Si la saga ne s’est pas encore franchement égarée (contrairement à d’autres), elle fait aujourd’hui du surplace, même si elle corrige le tir après l’opus de travers avec Jeremy Renner. Il serait peut-être temps soit de s’arrêter, soit de se renouveler, mais cela signifierait injecter un grain de folie et d’inventivité dans la vie de cet anti-héros dont la seule originalité, celle d’être amnésique, lui fait aujourd’hui défaut.
PS
Signe d’une orientation bis prévue de longue date par les producteurs, ajoutons qu’il n’est pas impossible de voir se télescoper la saga et son spin-off. Les fichiers volés par Nicky contiennent en effet les noms des programmes impliqués dans l’aventure Jason Bourne : L’Héritage.
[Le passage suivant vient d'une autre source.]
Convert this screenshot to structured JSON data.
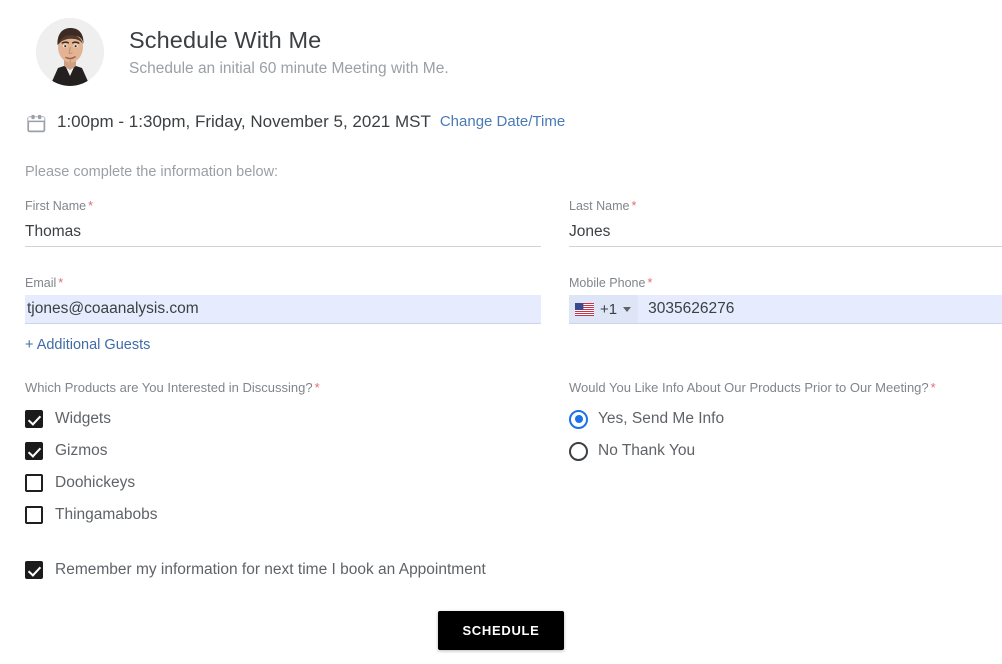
{
  "header": {
    "avatar_alt": "profile-photo",
    "title": "Schedule With Me",
    "subtitle": "Schedule an initial 60 minute Meeting with Me."
  },
  "appointment": {
    "calendar_icon": "calendar-icon",
    "datetime_text": "1:00pm - 1:30pm, Friday, November 5, 2021 MST",
    "change_link_label": "Change Date/Time"
  },
  "instruction": "Please complete the information below:",
  "form": {
    "first_name": {
      "label": "First Name",
      "required_mark": "*",
      "value": "Thomas",
      "placeholder": ""
    },
    "last_name": {
      "label": "Last Name",
      "required_mark": "*",
      "value": "Jones",
      "placeholder": ""
    },
    "email": {
      "label": "Email",
      "required_mark": "*",
      "value": "tjones@coaanalysis.com",
      "placeholder": ""
    },
    "mobile_phone": {
      "label": "Mobile Phone",
      "required_mark": "*",
      "country_flag": "us-flag-icon",
      "country_code": "+1",
      "value": "3035626276",
      "placeholder": ""
    },
    "additional_guests_label": "+ Additional Guests"
  },
  "products_group": {
    "title": "Which Products are You Interested in Discussing?",
    "required_mark": "*",
    "options": [
      {
        "label": "Widgets",
        "checked": true
      },
      {
        "label": "Gizmos",
        "checked": true
      },
      {
        "label": "Doohickeys",
        "checked": false
      },
      {
        "label": "Thingamabobs",
        "checked": false
      }
    ]
  },
  "info_group": {
    "title": "Would You Like Info About Our Products Prior to Our Meeting?",
    "required_mark": "*",
    "options": [
      {
        "label": "Yes, Send Me Info",
        "selected": true
      },
      {
        "label": "No Thank You",
        "selected": false
      }
    ]
  },
  "remember": {
    "label": "Remember my information for next time I book an Appointment",
    "checked": true
  },
  "submit": {
    "label": "SCHEDULE"
  },
  "colors": {
    "accent_blue": "#1a73e8",
    "link_blue": "#3f6ca8",
    "change_link_blue": "#4a7ab5",
    "required_red": "#e06c75",
    "autofill_bg": "#e6ecfd",
    "text_primary": "#3c4043",
    "text_muted": "#80868b",
    "button_bg": "#000000"
  }
}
A l’heure des cross-over, prequel, reboot et autres versus, la production a probablement déjà sa petite idée quant à comment amener les deux super agents à se rencontrer.
Mais pour une telle entreprise, peut-être qu’il serait temps de passer la barre à un autre metteur en scène. Pour l’anecdote, Justin Lin, réalisateur énergique et inventif des Fast & Furious 3 à 6, avait été approché pour la suite des aventures d’Aaron Cross, jusqu’à finalement partir réaliser le dernier Star Trek – Sans limites. Peut-être un gus de sa trempe insufflerait-il la niaque et le délire manquant cruellement à ce Jason Bourne indéniablement efficace, mais tellement générique…
LES + :
Ça n’a pas changé. Les qualités d’origine sont toujours présentes.
LES – :
Ça n’a pas changé. Aucune nouveauté n’est à signaler.